29 Oktober, 2009

Bangkit

Bangkit itu susah,
Susah melihat orang lain susah
Senang melihat orang lain senang
Bangkit itu takut
Takut untuk Korupsi
Takut untuk makan yang bukan haknya
Bangkit itu malu
Malu menjadi benalu
Malu minta melulu
Bangkit itu Marah
Marah bila martabat bangsa dilecehkan
Bangkit itu Mencuri
Mencuri perhatian dunia dengan prestasi
Bangkit itu tidak ada
Tidak ada kata menyerah
Tidak ada kata putus asa
Bangkit itu aku
Aku untuk Indonesiaku jaya
Bangkit negeriku! Harapan itu masih ada!


Puisi Dedy Mizwar tersebut kerap kita dengar di layar televisi. Puisi ini sarat makna dan mengisahkan kondisi kekinian bangsa. Puisi yang mengajak kita untuk terus bangkit dan memberikan yang terbaik bagi bangsa ini.
Makna-makna tersebut seharusnya menggugah jiwa kita. Mengalir bersama darah yang menggerakkan sendi-sendi kehidupan untuk membangun diri lebih kreatif. Kreatif tanpa putus asa dan pantang menyerah akan membuat-membuka peluang meraih kehidupan lebih baik. Kehidupan tanpa menyusahkan orang lain, tanpa korupsi, tidak perlu menjadi benalu yang minta melulu.
Ya, bangsa ini membutuhkan putra-putri yang memiliki jiwa untuk bangkit. Bangkit dengan rasa kepedulian dan kebangsaan yang tinggi. ‘Bangkit itu Marah, Marah bila martabat bangsa dilecehkan’
Saat ini, kita memang harus marah.

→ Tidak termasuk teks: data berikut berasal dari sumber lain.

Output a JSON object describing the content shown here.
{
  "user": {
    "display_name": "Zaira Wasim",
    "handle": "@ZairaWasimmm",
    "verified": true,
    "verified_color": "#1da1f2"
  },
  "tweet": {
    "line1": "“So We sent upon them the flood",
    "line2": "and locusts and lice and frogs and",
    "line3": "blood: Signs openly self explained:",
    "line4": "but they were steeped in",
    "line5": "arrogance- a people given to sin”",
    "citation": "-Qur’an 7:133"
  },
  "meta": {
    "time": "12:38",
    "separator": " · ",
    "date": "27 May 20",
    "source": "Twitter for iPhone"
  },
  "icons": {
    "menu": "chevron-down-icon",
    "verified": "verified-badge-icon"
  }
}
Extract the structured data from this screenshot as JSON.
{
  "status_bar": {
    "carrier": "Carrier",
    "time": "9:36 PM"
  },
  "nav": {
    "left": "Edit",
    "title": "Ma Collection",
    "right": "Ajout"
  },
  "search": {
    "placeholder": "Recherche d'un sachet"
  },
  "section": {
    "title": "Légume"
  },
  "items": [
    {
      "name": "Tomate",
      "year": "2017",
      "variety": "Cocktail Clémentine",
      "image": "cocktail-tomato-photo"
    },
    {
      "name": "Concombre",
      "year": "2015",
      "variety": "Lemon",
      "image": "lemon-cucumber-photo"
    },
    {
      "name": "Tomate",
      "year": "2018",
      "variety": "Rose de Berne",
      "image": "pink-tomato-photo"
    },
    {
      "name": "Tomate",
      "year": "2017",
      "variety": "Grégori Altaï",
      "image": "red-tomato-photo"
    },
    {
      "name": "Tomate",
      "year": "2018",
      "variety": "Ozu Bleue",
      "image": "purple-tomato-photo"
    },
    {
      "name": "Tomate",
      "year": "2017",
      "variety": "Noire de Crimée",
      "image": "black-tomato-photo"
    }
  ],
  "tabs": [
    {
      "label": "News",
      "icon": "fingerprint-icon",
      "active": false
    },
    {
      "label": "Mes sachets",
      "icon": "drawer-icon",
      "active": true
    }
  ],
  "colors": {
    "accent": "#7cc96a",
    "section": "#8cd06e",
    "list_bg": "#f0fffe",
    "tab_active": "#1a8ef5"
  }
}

Marah karena batasan wilayah bangsa yang mulai diusik dan hendak diklaim bangsa lain. Marah karena hutan ditebang secara illegal, marah karena kekayaan-kekayaan laut yang dicuri nelayan-nelayan asing.
9 Juli 2009 ini, bangsa ini memiliki kesempatan untuk bangkit serentak. Bangkit dalam memberikan suara memilih calon presiden dan wakil presiden. Memilih yang terbaik dari putra-putra terbaik bangsa. Memilih yang ‘bisa’ membuat rakyat Indonesia sejahtera bagi ekonomi, pendidikan, kesehatan. Ingat, harapan itu masih ada dan tergantung kita semua.